REPUBLIKA.CO.ID, KOTA BENGKULU -- Dinas Lingkungan Hidup (DLH) Kota Bengkulu mengatakan bahwa PT Hong Ming Industry Indonesia (PT HMII) yang merupakan perusahaan pengelolaan kayu menerima sanksi dari Kementerian Lingkungan Hidup dan Kehutanan (KLHK) karena terbukti melanggar aturan.
Kepala DLH Kota Bengkulu Riduan menyebutkan, perusahaan tersebut diberikan sanksi berupa pemberhentian sementara aktivitas perusahaan hingga memperbaiki dokumen perizinan. "Setelah kita laporkan ke Kementerian Lingkungan Hidup dan dilakukan pemeriksaan beberapa kali melalui daring, mereka (PT HMMI) terbukti menyalahi aturan dan diberikan sanksi," kata Riduan.
Perusahaan tersebut juga diminta untuk melengkapi persyaratan-persyaratan perizinan dan menghentikan sementara aktivitas produksi di luar ketentuan perizinan yang ada.
Kata Riduan, PT HMMI memiliki izin produksi pengelolaan kayu. Namun perusahaan tersebut memproduksi briket arang sehingga diwajibkan memperbaiki upaya pengelolaan lingkungan hidup dan upaya pemantauan lingkungan hidup (UKL UPL) atau analis dampak lingkungan (Amdal).
"Karena perizinan perusahaan modal asing izin usahanya dari pemerintah pusat sehingga kementerian langsung yang melakukan monitoring. Kami (DLH Kota Bengkulu) hanya sekedar pengawasan karena adanya laporan dari masyarakat," ujar dia.
Jika perusahaan tersebut tidak mengindahkan sanksi tersebut maka Kementerian Lingkungan Hidup dapat direkomendasikan ke Kementerian Investasi atau Badan Koordinasi Penanaman Modal (BKPM) terkait perizinan.
Sebelumnya, pada Desember 2023 DLH Kota Bengkulu telah memberikan surat teguran kepada perusahaan pembuatan PT HMII terkait pencemaran udara dari aktivitas pabrik tersebut. Dengan diberikannya surat teguran tersebut, pihak PT HMII diberikan waktu dua pekan hingga satu bulan untuk melakukan evaluasi terkait hasil pemeriksaan di lapangan.
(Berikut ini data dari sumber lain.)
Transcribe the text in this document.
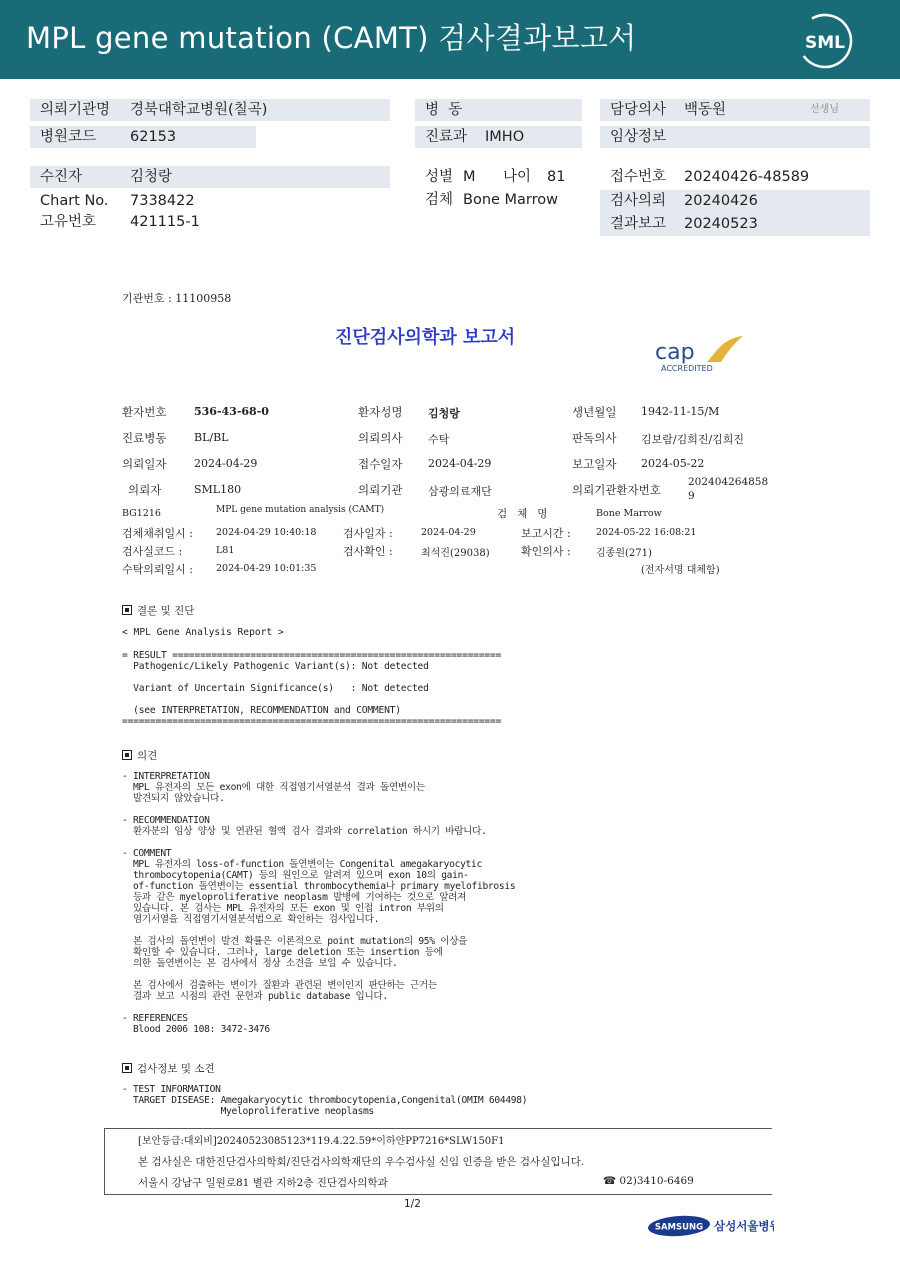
MPL gene mutation (CAMT) 검사결과보고서	SML
의뢰기관명 경북대학교병원(칠곡)
병원코드 62153
병  동
진료과 IMHO
담당의사 백동원	선생님
임상정보
수진자	김청랑
Chart No. 7338422
고유번호 421115-1
성별 M 나이 81
검체 Bone Marrow
접수번호 20240426-48589
검사의뢰 20240426
결과보고 20240523
기관번호 : 11100958
진단검사의학과 보고서
cap
ACCREDITED
환자번호	536-43-68-0	환자성명 김청랑	생년월일 1942-11-15/M
진료병동	BL/BL	의뢰의사 수탁	판독의사 김보람/김희진/김희진
의뢰일자	2024-04-29	접수일자 2024-04-29	보고일자 2024-05-22
의뢰자	SML180	의뢰기관 삼광의료재단	의뢰기관환자번호
202404264858
9
BG1216	MPL gene mutation analysis (CAMT)	검   체   명	Bone Marrow
검체채취일시 : 2024-04-29 10:40:18 검사일자 :	2024-04-29	보고시간 :	2024-05-22 16:08:21
검사실코드 :	L81	검사확인 :	최석진(29038)	확인의사 :	김종원(271)
수탁의뢰일시 : 2024-04-29 10:01:35	(전자서명 대체함)
결론 및 진단
< MPL Gene Analysis Report >
= RESULT ===========================================================
Pathogenic/Likely Pathogenic Variant(s): Not detected

Variant of Uncertain Significance(s)   : Not detected

(see INTERPRETATION, RECOMMENDATION and COMMENT)
====================================================================
의견
- INTERPRETATION
MPL 유전자의 모든 exon에 대한 직접염기서열분석 결과 돌연변이는
발견되지 않았습니다.

- RECOMMENDATION
환자분의 임상 양상 및 연관된 혈액 검사 결과와 correlation 하시기 바랍니다.

- COMMENT
MPL 유전자의 loss-of-function 돌연변이는 Congenital amegakaryocytic
thrombocytopenia(CAMT) 등의 원인으로 알려져 있으며 exon 10의 gain-
of-function 돌연변이는 essential thrombocythemia나 primary myelofibrosis
등과 같은 myeloproliferative neoplasm 발병에 기여하는 것으로 알려져
있습니다. 본 검사는 MPL 유전자의 모든 exon 및 인접 intron 부위의
염기서열을 직접염기서열분석법으로 확인하는 검사입니다.

본 검사의 돌연변이 발견 확률은 이론적으로 point mutation의 95% 이상을
확인할 수 있습니다. 그러나, large deletion 또는 insertion 등에
의한 돌연변이는 본 검사에서 정상 소견을 보일 수 있습니다.

본 검사에서 검출하는 변이가 질환과 관련된 변이인지 판단하는 근거는
결과 보고 시점의 관련 문헌과 public database 입니다.

- REFERENCES
Blood 2006 108: 3472-3476
검사정보 및 소견
- TEST INFORMATION
TARGET DISEASE: Amegakaryocytic thrombocytopenia,Congenital(OMIM 604498)
Myeloproliferative neoplasms
[보안등급:대외비]20240523085123*119.4.22.59*이하얀PP7216*SLW150F1
본 검사실은 대한진단검사의학회/진단검사의학재단의 우수검사실 신임 인증을 받은 검사실입니다.
서울시 강남구 일원로81 별관 지하2층 진단검사의학과	☎ 02)3410-6469
1/2
SAMSUNG 삼성서울병원
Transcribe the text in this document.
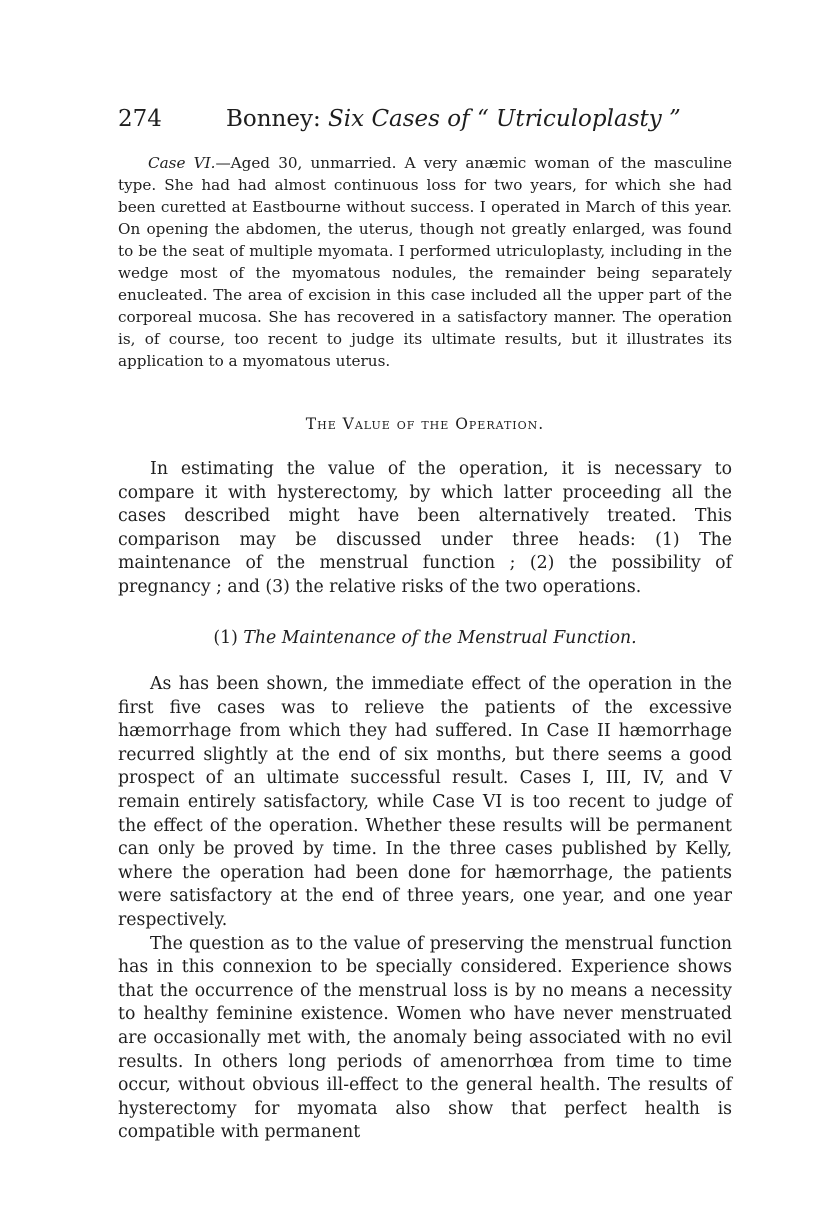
274	Bonney: Six Cases of “ Utriculoplasty ”

Case VI.—Aged 30, unmarried. A very anæmic woman of the masculine type. She had had almost continuous loss for two years, for which she had been curetted at Eastbourne without success. I operated in March of this year. On opening the abdomen, the uterus, though not greatly enlarged, was found to be the seat of multiple myomata. I performed utriculoplasty, including in the wedge most of the myomatous nodules, the remainder being separately enucleated. The area of excision in this case included all the upper part of the corporeal mucosa. She has recovered in a satisfactory manner. The operation is, of course, too recent to judge its ultimate results, but it illustrates its application to a myomatous uterus.

The Value of the Operation.

In estimating the value of the operation, it is necessary to compare it with hysterectomy, by which latter proceeding all the cases described might have been alternatively treated. This comparison may be discussed under three heads: (1) The maintenance of the menstrual function ; (2) the possibility of pregnancy ; and (3) the relative risks of the two operations.

(1) The Maintenance of the Menstrual Function.

As has been shown, the immediate effect of the operation in the first five cases was to relieve the patients of the excessive hæmorrhage from which they had suffered. In Case II hæmorrhage recurred slightly at the end of six months, but there seems a good prospect of an ultimate successful result. Cases I, III, IV, and V remain entirely satisfactory, while Case VI is too recent to judge of the effect of the operation. Whether these results will be permanent can only be proved by time. In the three cases published by Kelly, where the operation had been done for hæmorrhage, the patients were satisfactory at the end of three years, one year, and one year respectively.

The question as to the value of preserving the menstrual function has in this connexion to be specially considered. Experience shows that the occurrence of the menstrual loss is by no means a necessity to healthy feminine existence. Women who have never menstruated are occasionally met with, the anomaly being associated with no evil results. In others long periods of amenorrhœa from time to time occur, without obvious ill-effect to the general health. The results of hysterectomy for myomata also show that perfect health is compatible with permanent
Diketahui, berdasarkan hasil dari dua kali monitoring atau pemeriksaan DLH Kota Bengkulu ke lokasi, ditemukannya dugaan pencemaran lingkungan berupa limbah asap seperti yang dikeluhkan oleh masyarakat. Sebab aktivitas perusahaan tersebut diduga tidak sesuai dengan Peraturan Menteri (Permen) Lingkungan Hidup dan Kehutanan RI Nomor 5 tahun 2021 tentang Tata Cara Penerbitan Persetujuan Teknis dan Surat Kelayakan Operasional Bidang Pengendalian Pencemaran Lingkungan.